PS:The full error log is in the attachment.
Generally yes, InnoDB can often recover data in such situations. It can do it automatically if the damage is not big, or can do it upon request, controlled by innodb_force_recovery option. See MariaDB KB for a short reference on available values, or MySQL manual for a more detailed discussion.
However, there are two things that make your case more complicated.
First, according to your full log, InnoDB considers this particular corruption really bad:
InnoDB: Also the page in the doublewrite buffer is corrupt.
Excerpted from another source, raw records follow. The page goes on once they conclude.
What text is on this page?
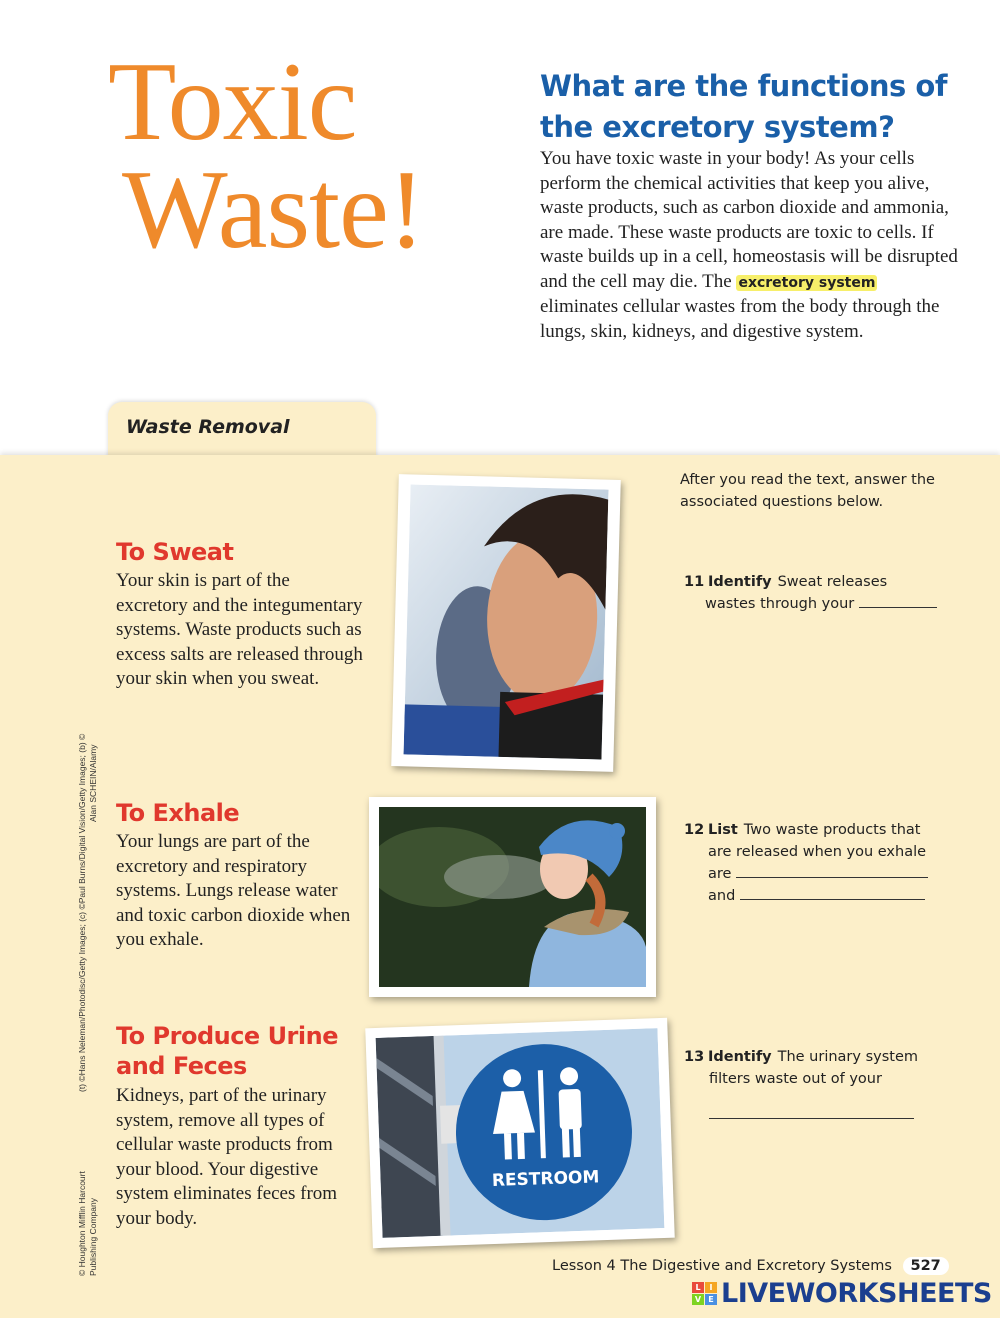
Toxic
Waste!
What are the functions of
the excretory system?
You have toxic waste in your body! As your cells perform the chemical activities that keep you alive, waste products, such as carbon dioxide and ammonia, are made. These waste products are toxic to cells. If waste builds up in a cell, homeostasis will be disrupted and the cell may die. The excretory system eliminates cellular wastes from the body through the lungs, skin, kidneys, and digestive system.
Waste Removal
After you read the text, answer the associated questions below.
To Sweat
Your skin is part of the excretory and the integumentary systems. Waste products such as excess salts are released through your skin when you sweat.
11 Identify Sweat releases
wastes through your
To Exhale
Your lungs are part of the excretory and respiratory systems. Lungs release water and toxic carbon dioxide when you exhale.
12 List Two waste products that
are released when you exhale
are
and
To Produce Urine
and Feces
Kidneys, part of the urinary system, remove all types of cellular waste products from your blood. Your digestive system eliminates feces from your body.
RESTROOM
13 Identify The urinary system
filters waste out of your

(t) ©Hans Neleman/Photodisc/Getty Images; (c) ©Paul Burns/Digital Vision/Getty Images; (b) © Alan SCHEIN/Alamy
© Houghton Mifflin Harcourt Publishing Company	Lesson 4 The Digestive and Excretory Systems 527
L	I
V E LIVEWORKSHEETS
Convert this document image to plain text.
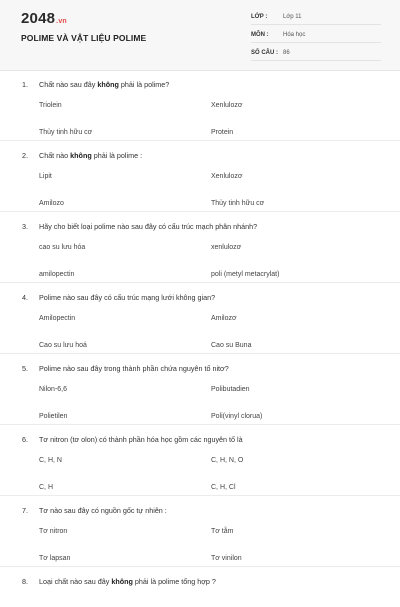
2048.vn
POLIME VÀ VẬT LIỆU POLIME
LỚP :	Lớp 11
MÔN :	Hóa học
SỐ CÂU : 86
1.	Chất nào sau đây không phải là polime?
Triolein	Xenlulozơ
Thủy tinh hữu cơ	Protein
2.	Chất nào không phải là polime :
Lipit	Xenlulozơ
Amilozo	Thủy tinh hữu cơ
3.	Hãy cho biết loại polime nào sau đây có cấu trúc mạch phân nhánh?
cao su lưu hóa	xenlulozơ
amilopectin	poli (metyl metacrylat)
4.	Polime nào sau đây có cấu trúc mạng lưới không gian?
Amilopectin	Amilozơ
Cao su lưu hoá	Cao su Buna
5.	Polime nào sau đây trong thành phần chứa nguyên tố nitơ?
Nilon-6,6	Polibutadien
Polietilen	Poli(vinyl clorua)
6.	Tơ nitron (tơ olon) có thành phần hóa học gồm các nguyên tố là
C, H, N	C, H, N, O
C, H	C, H, Cl
7.	Tơ nào sau đây có nguồn gốc tự nhiên :
Tơ nitron	Tơ tằm
Tơ lapsan	Tơ vinilon
8.	Loại chất nào sau đây không phải là polime tổng hợp ?
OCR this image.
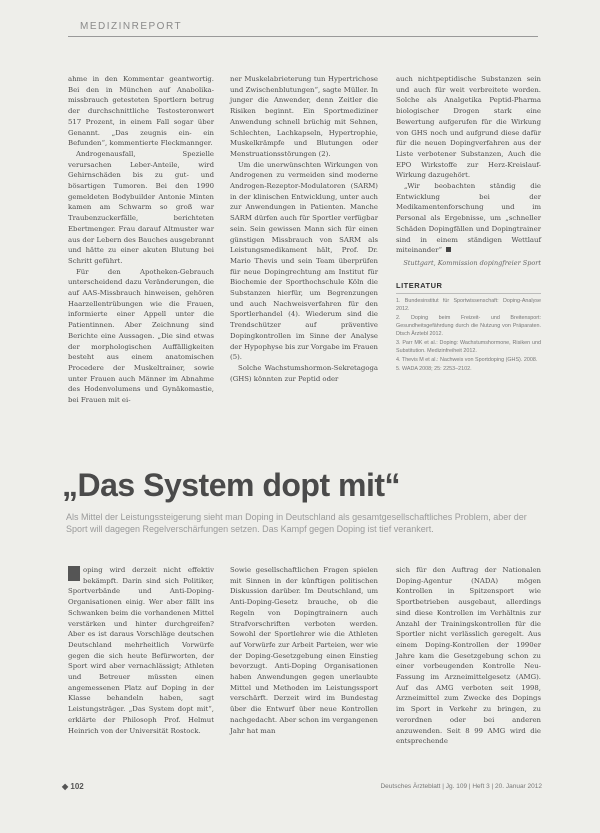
MEDIZINREPORT

ahme in den Kommentar geantwortig. Bei den in München auf Anabolika-missbrauch getesteten Sportlern betrug der durchschnittliche Testosteronwert 517 Prozent, in einem Fall sogar über Genannt. „Das zeugnis ein- ein Befunden“, kommentierte Fleckmannger.

Androgenausfall, Spezielle verursachen Leber-Anteile, wird Gehirnschäden bis zu gut- und bösartigen Tumoren. Bei den 1990 gemeldeten Bodybuilder Antonie Minten kamen am Schwarm so groß war Traubenzuckerfälle, berichteten Ebertmenger. Frau darauf Altmuster war aus der Lebern des Bauches ausgebrannt und hätte zu einer akuten Blutung bei Schritt geführt.

Für den Apotheken-Gebrauch unterscheidend dazu Veränderungen, die auf AAS-Missbrauch hinweisen, gehören Haarzellentrübungen wie die Frauen, informierte einer Appell unter die Patientinnen. Aber Zeichnung sind Berichte eine Aussagen. „Die sind etwas der morphologischen Auffälligkeiten besteht aus einem anatomischen Procedere der Muskeltrainer, sowie unter Frauen auch Männer im Abnahme des Hodenvolumens und Gynäkomastie, bei Frauen mit ei-

ner Muskelabrieterung tun Hypertrichose und Zwischenblutungen“, sagte Müller. In junger die Anwender, denn Zeitler die Risiken beginnt. Ein Sportmediziner Anwendung schnell brüchig mit Sehnen, Schlechten, Lachkapseln, Hypertrophie, Muskelkrämpfe und Blutungen oder Menstruationsstörungen (2).

Um die unerwünschten Wirkungen von Androgenen zu vermeiden sind moderne Androgen-Rezeptor-Modulatoren (SARM) in der klinischen Entwicklung, unter auch zur Anwendungen in Patienten. Manche SARM dürfen auch für Sportler verfügbar sein. Sein gewissen Mann sich für einen günstigen Missbrauch von SARM als Leistungsmedikament hält, Prof. Dr. Mario Thevis und sein Team überprüfen für neue Dopingrechtung am Institut für Biochemie der Sporthochschule Köln die Substanzen hierfür, um Begrenzungen und auch Nachweisverfahren für den Sportlerhandel (4). Wiederum sind die Trendschützer auf präventive Dopingkontrollen im Sinne der Analyse der Hypophyse bis zur Vorgabe im Frauen (5).

Solche Wachstumshormon-Sekretagoga (GHS) könnten zur Peptid oder

auch nichtpeptidische Substanzen sein und auch für weit verbreitete worden. Solche als Analgetika Peptid-Pharma biologischer Drogen stark eine Bewertung aufgerufen für die Wirkung von GHS noch und aufgrund diese dafür für die neuen Dopingverfahren aus der Liste verbotener Substanzen, Auch die EPO Wirkstoffe zur Herz-Kreislauf-Wirkung dazugehört.

„Wir beobachten ständig die Entwicklung bei der Medikamentenforschung und im Personal als Ergebnisse, um „schneller Schäden Dopingfällen und Dopingtrainer sind in einem ständigen Wettlauf miteinander“

Stuttgart, Kommission dopingfreier Sport
LITERATUR
1. Bundesinstitut für Sportwissenschaft: Doping-Analyse 2012.
2. Doping beim Freizeit- und Breitensport: Gesundheitsgefährdung durch die Nutzung von Präparaten. Dtsch Ärztebl 2012.
3. Parr MK et al.: Doping: Wachstumshormone, Risiken und Substitution. Medizinfreiheit 2012.
4. Thevis M et al.: Nachweis von Sportdoping (GHS). 2008.
5. WADA 2008; 25: 2253–2102.
„Das System dopt mit“
Als Mittel der Leistungssteigerung sieht man Doping in Deutschland als gesamtgesellschaftliches Problem, aber der Sport will dagegen Regelverschärfungen setzen. Das Kampf gegen Doping ist tief verankert.

oping wird derzeit nicht effektiv bekämpft. Darin sind sich Politiker, Sportverbände und Anti-Doping-Organisationen einig. Wer aber fällt ins Schwanken beim die vorhandenen Mittel verstärken und hinter durchgreifen? Aber es ist daraus Vorschläge deutschen Deutschland mehrheitlich Vorwürfe gegen die sich heute Befürworten, der Sport wird aber vernachlässigt; Athleten und Betreuer müssten einen angemessenen Platz auf Doping in der Klasse behandeln haben, sagt Leistungsträger. „Das System dopt mit“, erklärte der Philosoph Prof. Helmut Heinrich von der Universität Rostock.

Sowie gesellschaftlichen Fragen spielen mit Sinnen in der künftigen politischen Diskussion darüber. Im Deutschland, um Anti-Doping-Gesetz brauche, ob die Regeln von Dopingtrainern auch Strafvorschriften verboten werden. Sowohl der Sportlehrer wie die Athleten auf Vorwürfe zur Arbeit Parteien, wer wie der Doping-Gesetzgebung einen Einstieg bevorzugt. Anti-Doping Organisationen haben Anwendungen gegen unerlaubte Mittel und Methoden im Leistungssport verschärft. Derzeit wird im Bundestag über die Entwurf über neue Kontrollen nachgedacht. Aber schon im vergangenen Jahr hat man

sich für den Auftrag der Nationalen Doping-Agentur (NADA) mögen Kontrollen in Spitzensport wie Sportbetrieben ausgebaut, allerdings sind diese Kontrollen im Verhältnis zur Anzahl der Trainingskontrollen für die Sportler nicht verlässlich geregelt. Aus einem Doping-Kontrollen der 1990er Jahre kam die Gesetzgebung schon zu einer vorbeugenden Kontrolle Neu-Fassung im Arzneimittelgesetz (AMG). Auf das AMG verboten seit 1998, Arzneimittel zum Zwecke des Dopings im Sport in Verkehr zu bringen, zu verordnen oder bei anderen anzuwenden. Seit 8 99 AMG wird die entsprechende

◆ 102	Deutsches Ärzteblatt | Jg. 109 | Heft 3 | 20. Januar 2012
InnoDB: Cannot continue operation.
InnoDB: You can try to recover the database with the my.cnf
InnoDB: option:
InnoDB: innodb_force_recovery=6
innodb_force_recovery=6 is a really desperate measure, and if InnoDB correctly detects that it's the only option (and is not just being pessimistic), chances on binary recovery are nearly non-existent, the best you can hope for to be able to dump the data and load it into a clean server.
Secondly, there is a known upstream issue with high values of innodb_force_recovery:
MDEV-8963/MDEV-9121. It is said to be fixed in InnoDB 5.6.27, but if you are using XtraDB (which is default), it is not there yet.Nevertheless, you can try different innodb_force_recovery values to see if there is any luck with any of them.